Monday, August 8, 2011

The Gathering

Title: The Gathering (Darkness Rising, Book 1)
Author: Kelley Armstrong
Level: Young Adult
Location: YA Armstrong, K.

The Gathering is the first in Armstrong's latest YA trilogy, Darkness Rising. For fans of her first YA trilogy, Darkest Powers, you will find similar themes of seemingly "normal" teens who find they have special powers and how those characters band together to figure out what's happening in their world- not to mention the possibility of medical experimentation.
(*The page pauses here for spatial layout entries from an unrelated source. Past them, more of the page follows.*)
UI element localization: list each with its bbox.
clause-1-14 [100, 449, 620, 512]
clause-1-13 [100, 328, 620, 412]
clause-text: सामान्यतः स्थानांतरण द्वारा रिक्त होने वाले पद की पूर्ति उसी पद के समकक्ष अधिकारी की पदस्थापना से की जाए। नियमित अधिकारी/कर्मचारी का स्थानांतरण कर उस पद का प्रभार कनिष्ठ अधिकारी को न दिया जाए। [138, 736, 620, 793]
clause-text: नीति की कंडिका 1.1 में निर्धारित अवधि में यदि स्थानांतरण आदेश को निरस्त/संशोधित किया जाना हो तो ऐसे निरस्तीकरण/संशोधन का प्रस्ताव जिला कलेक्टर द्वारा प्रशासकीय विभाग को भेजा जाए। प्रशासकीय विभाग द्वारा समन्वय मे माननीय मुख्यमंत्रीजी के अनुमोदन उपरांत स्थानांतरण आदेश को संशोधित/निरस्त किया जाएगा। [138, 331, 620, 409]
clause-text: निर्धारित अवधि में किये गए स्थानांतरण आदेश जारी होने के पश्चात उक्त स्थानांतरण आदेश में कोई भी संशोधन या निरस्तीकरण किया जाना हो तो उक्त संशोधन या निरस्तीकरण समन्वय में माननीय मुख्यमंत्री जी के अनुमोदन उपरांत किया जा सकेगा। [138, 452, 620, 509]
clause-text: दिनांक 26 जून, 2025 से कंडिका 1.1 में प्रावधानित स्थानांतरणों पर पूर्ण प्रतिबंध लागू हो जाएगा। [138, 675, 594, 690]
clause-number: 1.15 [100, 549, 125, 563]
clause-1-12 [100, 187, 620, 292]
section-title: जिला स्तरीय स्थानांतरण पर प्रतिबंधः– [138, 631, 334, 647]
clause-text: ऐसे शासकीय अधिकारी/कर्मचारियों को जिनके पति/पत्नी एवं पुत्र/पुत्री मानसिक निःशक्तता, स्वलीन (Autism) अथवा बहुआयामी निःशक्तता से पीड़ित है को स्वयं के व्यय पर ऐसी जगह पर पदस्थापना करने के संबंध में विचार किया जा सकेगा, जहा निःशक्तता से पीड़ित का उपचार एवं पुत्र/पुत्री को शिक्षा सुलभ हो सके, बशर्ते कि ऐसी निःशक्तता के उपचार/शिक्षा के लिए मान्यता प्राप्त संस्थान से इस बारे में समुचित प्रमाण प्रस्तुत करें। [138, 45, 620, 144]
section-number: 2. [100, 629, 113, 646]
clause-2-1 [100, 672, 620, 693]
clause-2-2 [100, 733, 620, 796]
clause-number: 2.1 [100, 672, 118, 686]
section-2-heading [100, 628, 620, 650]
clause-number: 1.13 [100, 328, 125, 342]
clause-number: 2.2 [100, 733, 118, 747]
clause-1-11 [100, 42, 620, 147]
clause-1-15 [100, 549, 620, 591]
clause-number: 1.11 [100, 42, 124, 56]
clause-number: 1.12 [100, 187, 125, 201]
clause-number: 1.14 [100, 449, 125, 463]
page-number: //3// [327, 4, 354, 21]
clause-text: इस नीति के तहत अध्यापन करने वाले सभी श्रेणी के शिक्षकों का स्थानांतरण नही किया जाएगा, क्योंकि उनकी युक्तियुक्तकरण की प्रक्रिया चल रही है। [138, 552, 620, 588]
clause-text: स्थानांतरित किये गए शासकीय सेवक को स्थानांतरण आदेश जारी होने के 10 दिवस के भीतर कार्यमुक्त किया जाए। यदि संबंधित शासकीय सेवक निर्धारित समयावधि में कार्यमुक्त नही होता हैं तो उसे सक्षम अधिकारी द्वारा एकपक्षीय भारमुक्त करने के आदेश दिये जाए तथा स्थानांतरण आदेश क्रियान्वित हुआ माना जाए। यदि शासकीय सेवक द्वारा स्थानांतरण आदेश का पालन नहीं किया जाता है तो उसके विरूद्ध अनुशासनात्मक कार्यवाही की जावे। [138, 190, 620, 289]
While I associate Darkest Powers with more paranormal elements and the macabre (after all the main character sees ghosts and the group of characters meet while living in a home for teens with diagnosed mental disorders), The Gathering focuses in on one teen girl's town on Vancouver Island, secluded and controlled by a medical research corporation. Intensive medical check-ups by doctors ranked the best in their field is considered an annoyance to the teens, but a perk to the adults who have relocated their families to this secluded place. Free health care anyone? Folklore from native Canadian tribes and daily interaction with wildlife, in particular cougars, makes Maya's story an interesting read.

Maya has an uncanny ability to work with animals; she helps heal and rehabilitate injured wildlife in a make-shift animal hospital and has run-ins with the cougars who frequent the forests around her home. She feels "different" and has a birthmark resembling a paw print on her hip. When mysterious deaths occur and questions of Maya's birth parents arise, she turns to her closest friends for support. The introduction of Rafe, the newest resident in town, and not exactly a welcomed addition, adds to the mystery and shakes up Maya's daily life. Is this tiny town more than what it seems?

Bottom Line: I can't say that the similarities to all of the recent YA books with teens morphing into other creatures made me want to read this book. I know what you're thinking...vampires, werewolves, what's next? What made me read it is Armstrong's strong writing; the characters are unique, the setting is unspoiled and fresh, and her honest perspective of teens always makes a good YA read. I have to say I'm an Armstrong fan for both her adult and YA books. An interesting note: see if you can find the subtle jabs explaining differences between Canada and America. I had to smile a couple of times and nod my head in agreement.